David from Waxahachie, TX:
John: That’s a different question than if you hadn’t added the last two words. If it came down to just training camp and preseason, it seems evident from what occurred last year that Gabbert likely would win the job. If it comes down to games, clearly there were instances last season when Henne performed well enough to win the job. I’ve said several times that this could be the biggest issue facing Gabbert. He has performed well in the offseason, training camp and preseason. It has been in the regular season that he has had most of his struggles, so it is there that he must be evaluated. The question becomes how long until he has another chance to be evaluated during that time. That, we don’t yet know.
Ryan from Enid, OK:
Hindsight is always 20/20, but here's a fun hypothetical: What if Jacksonville stays pat in the first round and takes Colin Kaepernick early in Round Two?
John: Then, Kaepernick would be with the Jaguars, and perhaps Ryan Kerrigan as well.
Sonny from Ponte Vedra, FL:
Could this off season for the Jags be more exciting than the last regular season?
John: Unfortunately, yes.
Chris from Tampa, FL:
Much is made about halftime adjustments in the NFL, so much so that coaching staffs are often criticized for either not making any, or making the wrong ones.
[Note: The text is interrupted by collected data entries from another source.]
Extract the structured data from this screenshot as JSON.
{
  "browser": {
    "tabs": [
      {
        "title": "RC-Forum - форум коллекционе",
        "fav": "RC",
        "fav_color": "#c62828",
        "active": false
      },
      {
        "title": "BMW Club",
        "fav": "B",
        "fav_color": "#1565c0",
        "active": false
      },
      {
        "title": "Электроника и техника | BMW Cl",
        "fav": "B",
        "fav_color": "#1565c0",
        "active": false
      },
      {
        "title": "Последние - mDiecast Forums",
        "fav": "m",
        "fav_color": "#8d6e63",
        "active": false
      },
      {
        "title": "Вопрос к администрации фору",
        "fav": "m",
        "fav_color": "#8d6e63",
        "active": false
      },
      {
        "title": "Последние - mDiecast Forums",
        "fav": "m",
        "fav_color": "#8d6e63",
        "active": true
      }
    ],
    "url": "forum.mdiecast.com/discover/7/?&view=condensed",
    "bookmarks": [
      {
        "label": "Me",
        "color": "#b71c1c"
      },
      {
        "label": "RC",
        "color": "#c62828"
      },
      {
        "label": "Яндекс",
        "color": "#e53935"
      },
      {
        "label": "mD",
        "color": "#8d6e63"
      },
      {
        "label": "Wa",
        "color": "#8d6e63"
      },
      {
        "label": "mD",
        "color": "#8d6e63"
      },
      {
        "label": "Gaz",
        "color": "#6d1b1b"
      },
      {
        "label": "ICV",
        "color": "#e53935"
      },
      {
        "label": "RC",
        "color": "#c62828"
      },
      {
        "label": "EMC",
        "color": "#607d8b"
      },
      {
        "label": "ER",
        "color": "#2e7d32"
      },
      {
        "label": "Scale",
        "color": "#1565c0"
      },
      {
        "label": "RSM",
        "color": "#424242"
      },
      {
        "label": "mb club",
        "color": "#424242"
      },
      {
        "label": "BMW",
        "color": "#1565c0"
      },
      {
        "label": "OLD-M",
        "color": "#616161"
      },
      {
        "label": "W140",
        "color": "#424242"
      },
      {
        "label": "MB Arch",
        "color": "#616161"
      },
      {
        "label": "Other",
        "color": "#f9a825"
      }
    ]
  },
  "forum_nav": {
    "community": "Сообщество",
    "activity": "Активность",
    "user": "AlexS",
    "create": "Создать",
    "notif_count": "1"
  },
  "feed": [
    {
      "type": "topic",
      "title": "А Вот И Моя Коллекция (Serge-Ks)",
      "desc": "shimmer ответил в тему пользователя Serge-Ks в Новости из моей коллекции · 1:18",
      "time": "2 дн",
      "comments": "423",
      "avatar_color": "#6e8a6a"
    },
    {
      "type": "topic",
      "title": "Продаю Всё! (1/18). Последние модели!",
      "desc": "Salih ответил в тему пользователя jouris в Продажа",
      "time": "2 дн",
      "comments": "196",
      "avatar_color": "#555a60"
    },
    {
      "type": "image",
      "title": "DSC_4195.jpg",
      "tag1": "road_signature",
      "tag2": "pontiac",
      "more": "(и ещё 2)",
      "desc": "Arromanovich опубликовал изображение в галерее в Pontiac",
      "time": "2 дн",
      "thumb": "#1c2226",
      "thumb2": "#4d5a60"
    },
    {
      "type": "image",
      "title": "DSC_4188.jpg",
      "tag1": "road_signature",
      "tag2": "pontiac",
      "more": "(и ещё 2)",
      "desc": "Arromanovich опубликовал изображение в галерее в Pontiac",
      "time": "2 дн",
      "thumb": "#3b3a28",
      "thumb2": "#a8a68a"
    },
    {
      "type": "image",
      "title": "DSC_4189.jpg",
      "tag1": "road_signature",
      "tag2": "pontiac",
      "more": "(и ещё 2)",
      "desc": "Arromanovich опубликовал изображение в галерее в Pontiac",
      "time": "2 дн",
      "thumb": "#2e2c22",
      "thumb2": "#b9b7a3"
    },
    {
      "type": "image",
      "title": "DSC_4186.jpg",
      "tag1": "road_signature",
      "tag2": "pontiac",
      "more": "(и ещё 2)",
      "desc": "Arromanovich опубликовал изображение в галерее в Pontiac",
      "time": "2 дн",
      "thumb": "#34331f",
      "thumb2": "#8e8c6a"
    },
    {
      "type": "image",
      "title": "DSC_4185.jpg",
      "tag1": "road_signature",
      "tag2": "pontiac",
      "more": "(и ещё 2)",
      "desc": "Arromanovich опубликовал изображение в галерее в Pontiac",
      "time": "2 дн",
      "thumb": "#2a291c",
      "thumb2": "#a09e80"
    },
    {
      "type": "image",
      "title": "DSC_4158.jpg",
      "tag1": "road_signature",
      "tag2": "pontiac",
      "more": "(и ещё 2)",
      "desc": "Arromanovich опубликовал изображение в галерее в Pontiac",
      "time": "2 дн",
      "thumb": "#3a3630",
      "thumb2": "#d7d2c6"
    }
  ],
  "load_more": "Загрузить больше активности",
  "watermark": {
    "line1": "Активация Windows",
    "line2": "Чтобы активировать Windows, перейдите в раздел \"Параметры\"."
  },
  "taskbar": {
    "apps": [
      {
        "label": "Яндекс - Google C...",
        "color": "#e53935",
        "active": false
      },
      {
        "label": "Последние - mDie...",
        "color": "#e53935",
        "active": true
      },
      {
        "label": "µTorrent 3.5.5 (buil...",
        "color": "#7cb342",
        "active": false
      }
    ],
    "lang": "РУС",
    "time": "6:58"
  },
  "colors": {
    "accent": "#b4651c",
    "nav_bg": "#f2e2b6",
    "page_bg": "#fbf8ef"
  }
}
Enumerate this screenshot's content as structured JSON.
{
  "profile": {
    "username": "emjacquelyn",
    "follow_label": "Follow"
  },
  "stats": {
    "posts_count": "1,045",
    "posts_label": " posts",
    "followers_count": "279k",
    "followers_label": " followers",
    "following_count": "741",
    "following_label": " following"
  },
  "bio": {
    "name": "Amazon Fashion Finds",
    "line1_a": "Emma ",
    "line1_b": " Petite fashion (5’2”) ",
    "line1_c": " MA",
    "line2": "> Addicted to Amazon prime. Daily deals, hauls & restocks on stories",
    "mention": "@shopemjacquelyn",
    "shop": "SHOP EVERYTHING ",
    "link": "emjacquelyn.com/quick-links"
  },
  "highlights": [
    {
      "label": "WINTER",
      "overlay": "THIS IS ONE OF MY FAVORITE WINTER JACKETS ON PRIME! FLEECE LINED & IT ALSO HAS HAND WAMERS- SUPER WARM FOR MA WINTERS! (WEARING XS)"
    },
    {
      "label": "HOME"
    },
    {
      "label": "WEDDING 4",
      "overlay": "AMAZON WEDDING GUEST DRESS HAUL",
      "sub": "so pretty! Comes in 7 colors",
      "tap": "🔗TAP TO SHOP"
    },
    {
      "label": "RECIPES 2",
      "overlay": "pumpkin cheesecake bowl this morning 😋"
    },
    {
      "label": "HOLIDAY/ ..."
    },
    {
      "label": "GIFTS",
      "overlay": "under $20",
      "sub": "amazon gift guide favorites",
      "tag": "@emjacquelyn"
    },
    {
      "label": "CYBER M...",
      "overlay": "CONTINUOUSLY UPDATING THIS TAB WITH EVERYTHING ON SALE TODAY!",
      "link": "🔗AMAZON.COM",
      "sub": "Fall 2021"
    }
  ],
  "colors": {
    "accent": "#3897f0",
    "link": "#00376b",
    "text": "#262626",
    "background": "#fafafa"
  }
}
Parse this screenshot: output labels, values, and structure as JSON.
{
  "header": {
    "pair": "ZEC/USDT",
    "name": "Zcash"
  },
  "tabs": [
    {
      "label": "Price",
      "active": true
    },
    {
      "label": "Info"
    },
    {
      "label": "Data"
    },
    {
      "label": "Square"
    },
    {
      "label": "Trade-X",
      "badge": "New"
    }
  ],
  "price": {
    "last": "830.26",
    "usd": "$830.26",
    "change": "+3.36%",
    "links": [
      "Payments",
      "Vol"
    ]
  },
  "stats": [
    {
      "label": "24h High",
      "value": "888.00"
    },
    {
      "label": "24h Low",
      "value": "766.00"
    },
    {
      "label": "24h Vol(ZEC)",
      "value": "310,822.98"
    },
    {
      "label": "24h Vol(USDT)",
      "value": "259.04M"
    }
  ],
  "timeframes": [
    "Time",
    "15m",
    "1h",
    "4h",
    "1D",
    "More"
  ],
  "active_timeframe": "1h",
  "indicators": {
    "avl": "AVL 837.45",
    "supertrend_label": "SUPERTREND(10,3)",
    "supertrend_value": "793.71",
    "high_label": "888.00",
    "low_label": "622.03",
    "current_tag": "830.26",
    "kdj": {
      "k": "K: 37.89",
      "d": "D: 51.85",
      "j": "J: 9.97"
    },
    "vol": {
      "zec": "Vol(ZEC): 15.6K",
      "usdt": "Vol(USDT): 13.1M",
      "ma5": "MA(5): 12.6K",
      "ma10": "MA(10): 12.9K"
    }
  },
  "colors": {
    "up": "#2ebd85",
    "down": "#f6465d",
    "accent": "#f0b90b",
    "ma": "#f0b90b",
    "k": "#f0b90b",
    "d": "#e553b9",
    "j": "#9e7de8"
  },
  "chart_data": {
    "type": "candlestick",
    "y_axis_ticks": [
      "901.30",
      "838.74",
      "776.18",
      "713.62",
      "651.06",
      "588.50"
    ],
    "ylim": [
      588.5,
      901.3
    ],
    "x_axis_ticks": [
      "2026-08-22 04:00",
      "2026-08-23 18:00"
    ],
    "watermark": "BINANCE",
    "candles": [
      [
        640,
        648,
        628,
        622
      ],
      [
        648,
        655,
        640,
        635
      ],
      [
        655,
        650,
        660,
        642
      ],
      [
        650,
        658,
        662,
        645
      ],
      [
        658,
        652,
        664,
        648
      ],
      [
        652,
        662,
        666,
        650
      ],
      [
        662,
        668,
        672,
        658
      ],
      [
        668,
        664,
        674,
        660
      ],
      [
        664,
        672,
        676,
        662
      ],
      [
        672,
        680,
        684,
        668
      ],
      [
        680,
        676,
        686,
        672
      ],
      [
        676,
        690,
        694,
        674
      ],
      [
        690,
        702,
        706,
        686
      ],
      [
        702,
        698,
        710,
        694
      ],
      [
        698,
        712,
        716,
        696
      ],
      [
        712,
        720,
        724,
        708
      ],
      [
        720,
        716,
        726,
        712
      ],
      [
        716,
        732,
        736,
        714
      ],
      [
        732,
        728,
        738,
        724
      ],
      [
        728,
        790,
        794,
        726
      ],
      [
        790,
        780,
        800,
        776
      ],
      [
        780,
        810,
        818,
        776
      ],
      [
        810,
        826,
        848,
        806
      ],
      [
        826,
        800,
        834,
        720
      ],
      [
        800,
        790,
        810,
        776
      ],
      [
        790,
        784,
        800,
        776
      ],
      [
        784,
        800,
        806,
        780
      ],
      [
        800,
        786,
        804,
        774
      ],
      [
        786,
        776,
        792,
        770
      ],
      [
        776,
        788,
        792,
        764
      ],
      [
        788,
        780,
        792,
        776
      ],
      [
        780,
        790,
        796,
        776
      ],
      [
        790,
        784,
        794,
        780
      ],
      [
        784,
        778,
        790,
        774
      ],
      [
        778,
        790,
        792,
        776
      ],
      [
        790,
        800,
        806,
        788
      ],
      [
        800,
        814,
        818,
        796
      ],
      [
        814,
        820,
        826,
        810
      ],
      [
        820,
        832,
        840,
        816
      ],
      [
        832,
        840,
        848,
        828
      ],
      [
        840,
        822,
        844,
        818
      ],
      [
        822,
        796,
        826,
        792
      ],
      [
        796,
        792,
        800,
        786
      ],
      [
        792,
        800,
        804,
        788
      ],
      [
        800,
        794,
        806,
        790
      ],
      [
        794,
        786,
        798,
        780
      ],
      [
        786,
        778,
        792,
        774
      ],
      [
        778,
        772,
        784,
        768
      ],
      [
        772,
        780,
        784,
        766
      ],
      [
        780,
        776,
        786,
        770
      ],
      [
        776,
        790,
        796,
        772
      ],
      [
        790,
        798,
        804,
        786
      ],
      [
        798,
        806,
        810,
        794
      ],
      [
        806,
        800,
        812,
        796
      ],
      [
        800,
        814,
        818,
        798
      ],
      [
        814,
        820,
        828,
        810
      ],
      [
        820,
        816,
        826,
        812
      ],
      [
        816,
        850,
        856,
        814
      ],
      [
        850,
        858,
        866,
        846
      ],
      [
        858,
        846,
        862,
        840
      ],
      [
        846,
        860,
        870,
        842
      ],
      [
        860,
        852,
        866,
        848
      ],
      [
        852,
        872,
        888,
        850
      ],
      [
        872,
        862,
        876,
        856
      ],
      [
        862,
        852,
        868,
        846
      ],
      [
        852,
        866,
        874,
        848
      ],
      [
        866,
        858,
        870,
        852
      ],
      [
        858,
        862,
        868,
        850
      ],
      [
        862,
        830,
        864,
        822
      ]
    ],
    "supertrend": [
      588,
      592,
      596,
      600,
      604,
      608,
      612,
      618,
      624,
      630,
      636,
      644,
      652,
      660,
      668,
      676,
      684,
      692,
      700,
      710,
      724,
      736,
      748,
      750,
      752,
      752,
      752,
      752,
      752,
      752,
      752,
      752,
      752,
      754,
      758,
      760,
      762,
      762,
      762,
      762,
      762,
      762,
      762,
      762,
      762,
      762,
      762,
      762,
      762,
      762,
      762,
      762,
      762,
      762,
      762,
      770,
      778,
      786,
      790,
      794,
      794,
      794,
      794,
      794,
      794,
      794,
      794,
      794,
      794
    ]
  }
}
It seems to me, that with only twelve minutes, adjustments made at halftime are not really any more important than ones made during the game. What really goes on at halftime, John?
John: The first thing that happens is I type a quick comment for the live blog, then go to the restroom. I wash my hands – honest – then head to the food line to see if there’s anything healthy. If there is, I bypass that and stock up on cookies and chili, always taking a few extra cookies for JaguarsInsider. I then return to my seat, eat the cookies, feel a lot worse about myself and get ready for the second half . . . oh, you meant the coaches. I have no idea if they have cookies in the locker room or not.